Born in Brighton and educated at Bromsgrove School, Mullan made his Worcester Warriors debut against the Newport Gwent Dragons in the Anglo-Welsh Cup. He was on the losing side in the final of the 2007–08 European Challenge Cup. In November 2009, Mullan signed a new two-year contract.

In January 2013 he agreed to join Wasps for the 2013–14 season.

In January 2019 Mullen retired from rugby citing a lack of motivation after a long spell out with injury.

== International career ==

Mullan represented the England under-20s during their 2007 Six Nations campaign. and was selected for the England Saxons against Ireland A in April 2009, though the game was cancelled due to poor weather conditions.
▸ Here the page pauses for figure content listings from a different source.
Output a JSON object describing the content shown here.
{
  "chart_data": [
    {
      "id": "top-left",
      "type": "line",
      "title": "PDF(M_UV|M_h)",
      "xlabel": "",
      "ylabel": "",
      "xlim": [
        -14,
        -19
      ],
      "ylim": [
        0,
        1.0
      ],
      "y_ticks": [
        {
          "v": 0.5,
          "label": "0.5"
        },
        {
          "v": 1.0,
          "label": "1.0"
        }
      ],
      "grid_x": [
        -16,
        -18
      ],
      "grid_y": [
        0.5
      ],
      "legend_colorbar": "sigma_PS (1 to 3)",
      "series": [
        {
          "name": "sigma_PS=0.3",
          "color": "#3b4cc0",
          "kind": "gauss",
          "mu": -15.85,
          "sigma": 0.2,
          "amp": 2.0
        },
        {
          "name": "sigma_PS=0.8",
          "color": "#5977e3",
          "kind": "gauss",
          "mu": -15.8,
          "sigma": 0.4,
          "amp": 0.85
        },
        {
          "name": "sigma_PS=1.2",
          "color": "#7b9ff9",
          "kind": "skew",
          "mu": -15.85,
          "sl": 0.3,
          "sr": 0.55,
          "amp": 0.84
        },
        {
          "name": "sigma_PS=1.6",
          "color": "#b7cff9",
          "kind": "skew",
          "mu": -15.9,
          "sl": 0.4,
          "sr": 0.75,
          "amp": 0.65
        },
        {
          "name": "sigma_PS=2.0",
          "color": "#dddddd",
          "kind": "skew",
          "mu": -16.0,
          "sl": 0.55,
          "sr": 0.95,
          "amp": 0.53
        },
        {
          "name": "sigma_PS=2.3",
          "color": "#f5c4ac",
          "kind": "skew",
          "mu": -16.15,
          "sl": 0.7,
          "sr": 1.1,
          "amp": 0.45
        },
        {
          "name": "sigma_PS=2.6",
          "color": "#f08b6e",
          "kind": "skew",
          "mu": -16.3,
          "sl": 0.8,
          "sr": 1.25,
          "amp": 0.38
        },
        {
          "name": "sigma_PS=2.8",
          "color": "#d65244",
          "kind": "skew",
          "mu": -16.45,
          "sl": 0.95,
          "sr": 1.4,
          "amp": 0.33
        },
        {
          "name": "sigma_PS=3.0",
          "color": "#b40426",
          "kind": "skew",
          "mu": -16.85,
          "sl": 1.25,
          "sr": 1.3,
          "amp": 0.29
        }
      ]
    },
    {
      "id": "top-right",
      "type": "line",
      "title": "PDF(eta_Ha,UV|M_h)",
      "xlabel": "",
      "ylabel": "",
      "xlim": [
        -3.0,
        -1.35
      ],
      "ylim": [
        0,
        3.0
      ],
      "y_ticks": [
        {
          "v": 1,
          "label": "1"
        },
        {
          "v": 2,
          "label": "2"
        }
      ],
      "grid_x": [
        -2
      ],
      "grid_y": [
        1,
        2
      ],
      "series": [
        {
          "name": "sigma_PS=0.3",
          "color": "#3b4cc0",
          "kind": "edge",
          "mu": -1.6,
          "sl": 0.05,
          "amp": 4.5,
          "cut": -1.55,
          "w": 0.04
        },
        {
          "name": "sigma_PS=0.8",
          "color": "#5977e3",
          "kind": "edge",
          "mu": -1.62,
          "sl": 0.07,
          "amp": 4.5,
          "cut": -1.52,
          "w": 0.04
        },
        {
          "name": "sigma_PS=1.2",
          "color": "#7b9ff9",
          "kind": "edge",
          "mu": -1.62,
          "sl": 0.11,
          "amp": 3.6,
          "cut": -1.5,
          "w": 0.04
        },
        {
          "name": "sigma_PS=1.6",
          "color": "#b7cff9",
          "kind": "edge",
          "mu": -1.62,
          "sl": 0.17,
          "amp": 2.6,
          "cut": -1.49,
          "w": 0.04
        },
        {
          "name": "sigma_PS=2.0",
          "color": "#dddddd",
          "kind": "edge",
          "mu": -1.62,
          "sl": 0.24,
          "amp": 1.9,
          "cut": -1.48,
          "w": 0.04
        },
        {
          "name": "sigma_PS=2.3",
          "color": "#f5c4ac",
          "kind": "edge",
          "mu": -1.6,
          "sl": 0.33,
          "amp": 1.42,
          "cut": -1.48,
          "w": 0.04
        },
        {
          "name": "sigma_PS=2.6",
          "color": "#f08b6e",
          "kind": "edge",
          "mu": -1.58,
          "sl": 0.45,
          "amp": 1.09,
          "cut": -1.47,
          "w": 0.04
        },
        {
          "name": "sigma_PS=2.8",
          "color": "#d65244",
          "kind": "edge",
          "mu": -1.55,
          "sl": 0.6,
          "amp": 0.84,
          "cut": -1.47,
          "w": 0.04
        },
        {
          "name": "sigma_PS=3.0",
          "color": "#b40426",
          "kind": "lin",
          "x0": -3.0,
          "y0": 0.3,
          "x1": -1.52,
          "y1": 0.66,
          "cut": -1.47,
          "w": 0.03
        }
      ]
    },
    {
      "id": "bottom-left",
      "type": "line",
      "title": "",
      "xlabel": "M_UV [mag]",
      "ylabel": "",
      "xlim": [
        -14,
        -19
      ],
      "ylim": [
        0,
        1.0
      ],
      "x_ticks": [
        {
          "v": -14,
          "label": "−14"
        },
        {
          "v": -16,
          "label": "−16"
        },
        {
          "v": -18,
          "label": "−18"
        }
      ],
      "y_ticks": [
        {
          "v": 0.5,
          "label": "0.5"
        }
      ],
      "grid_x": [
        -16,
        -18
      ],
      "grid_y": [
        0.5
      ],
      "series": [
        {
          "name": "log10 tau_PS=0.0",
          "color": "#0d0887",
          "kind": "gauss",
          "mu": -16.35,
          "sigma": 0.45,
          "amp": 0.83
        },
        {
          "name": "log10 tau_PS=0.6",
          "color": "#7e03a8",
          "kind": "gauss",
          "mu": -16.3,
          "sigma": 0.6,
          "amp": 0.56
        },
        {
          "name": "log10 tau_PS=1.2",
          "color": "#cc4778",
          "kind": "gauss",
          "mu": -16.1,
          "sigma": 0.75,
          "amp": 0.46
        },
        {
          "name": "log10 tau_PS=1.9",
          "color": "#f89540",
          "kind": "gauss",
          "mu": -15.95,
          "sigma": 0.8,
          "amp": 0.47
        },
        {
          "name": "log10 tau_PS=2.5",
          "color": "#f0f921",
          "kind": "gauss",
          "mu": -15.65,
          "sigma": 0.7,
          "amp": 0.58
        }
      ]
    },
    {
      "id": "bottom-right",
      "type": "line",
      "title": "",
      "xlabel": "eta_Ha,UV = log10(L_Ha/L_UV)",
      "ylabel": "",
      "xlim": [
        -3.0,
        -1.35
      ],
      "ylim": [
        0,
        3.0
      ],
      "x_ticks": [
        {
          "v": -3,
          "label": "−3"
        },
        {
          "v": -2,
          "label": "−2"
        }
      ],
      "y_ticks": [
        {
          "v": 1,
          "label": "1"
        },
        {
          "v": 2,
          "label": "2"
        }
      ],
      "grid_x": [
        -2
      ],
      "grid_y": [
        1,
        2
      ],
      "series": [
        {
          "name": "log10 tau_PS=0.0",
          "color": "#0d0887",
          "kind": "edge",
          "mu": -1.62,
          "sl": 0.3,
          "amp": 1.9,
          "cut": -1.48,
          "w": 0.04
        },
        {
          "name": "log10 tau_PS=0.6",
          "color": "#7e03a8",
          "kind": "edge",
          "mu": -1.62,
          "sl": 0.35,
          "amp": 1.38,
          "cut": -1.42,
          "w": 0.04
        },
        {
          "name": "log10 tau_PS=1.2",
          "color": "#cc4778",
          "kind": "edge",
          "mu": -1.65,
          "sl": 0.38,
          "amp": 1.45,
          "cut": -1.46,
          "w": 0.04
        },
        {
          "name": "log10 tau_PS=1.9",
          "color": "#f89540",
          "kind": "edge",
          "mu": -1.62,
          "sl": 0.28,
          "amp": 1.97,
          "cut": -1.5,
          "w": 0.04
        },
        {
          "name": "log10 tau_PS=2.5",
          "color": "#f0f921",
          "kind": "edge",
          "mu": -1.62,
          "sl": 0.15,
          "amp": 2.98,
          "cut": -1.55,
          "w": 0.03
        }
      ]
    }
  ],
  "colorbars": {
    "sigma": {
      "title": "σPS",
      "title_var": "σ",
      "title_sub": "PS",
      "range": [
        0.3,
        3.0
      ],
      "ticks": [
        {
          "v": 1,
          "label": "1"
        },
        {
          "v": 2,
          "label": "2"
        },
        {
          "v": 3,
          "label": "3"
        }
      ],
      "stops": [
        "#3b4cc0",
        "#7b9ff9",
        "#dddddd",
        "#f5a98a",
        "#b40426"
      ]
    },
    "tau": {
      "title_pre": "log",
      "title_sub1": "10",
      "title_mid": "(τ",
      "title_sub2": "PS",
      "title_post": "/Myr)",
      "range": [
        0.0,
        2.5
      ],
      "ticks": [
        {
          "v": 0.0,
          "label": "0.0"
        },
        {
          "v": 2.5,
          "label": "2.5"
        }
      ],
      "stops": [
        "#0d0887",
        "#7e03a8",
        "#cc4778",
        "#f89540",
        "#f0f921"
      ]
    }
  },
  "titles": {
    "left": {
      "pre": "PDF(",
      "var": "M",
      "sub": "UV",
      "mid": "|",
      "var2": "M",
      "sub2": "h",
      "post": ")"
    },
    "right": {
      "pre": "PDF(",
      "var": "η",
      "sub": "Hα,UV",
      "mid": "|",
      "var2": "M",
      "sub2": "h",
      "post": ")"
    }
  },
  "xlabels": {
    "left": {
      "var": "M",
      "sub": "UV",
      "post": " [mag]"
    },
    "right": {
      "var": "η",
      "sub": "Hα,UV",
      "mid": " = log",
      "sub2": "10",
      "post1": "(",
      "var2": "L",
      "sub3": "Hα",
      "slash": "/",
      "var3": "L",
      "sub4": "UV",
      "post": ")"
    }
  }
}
Mullan did not tour in the summer of 2009 due to a shoulder injury, whilst a torn hamstring thwarted a possible Senior debut in the 2009 Autumn Internationals.

Mullan replaced the injured Andrew Sheridan in the senior squad for the 2010 Six Nations Championship, and made his senior international debut as a replacement for Tim Payne against Italy in Rome on 14 February 2010.

Mullan was called up to Eddie Jones' first squad for the 2016 Six Nations Championship in January 2016.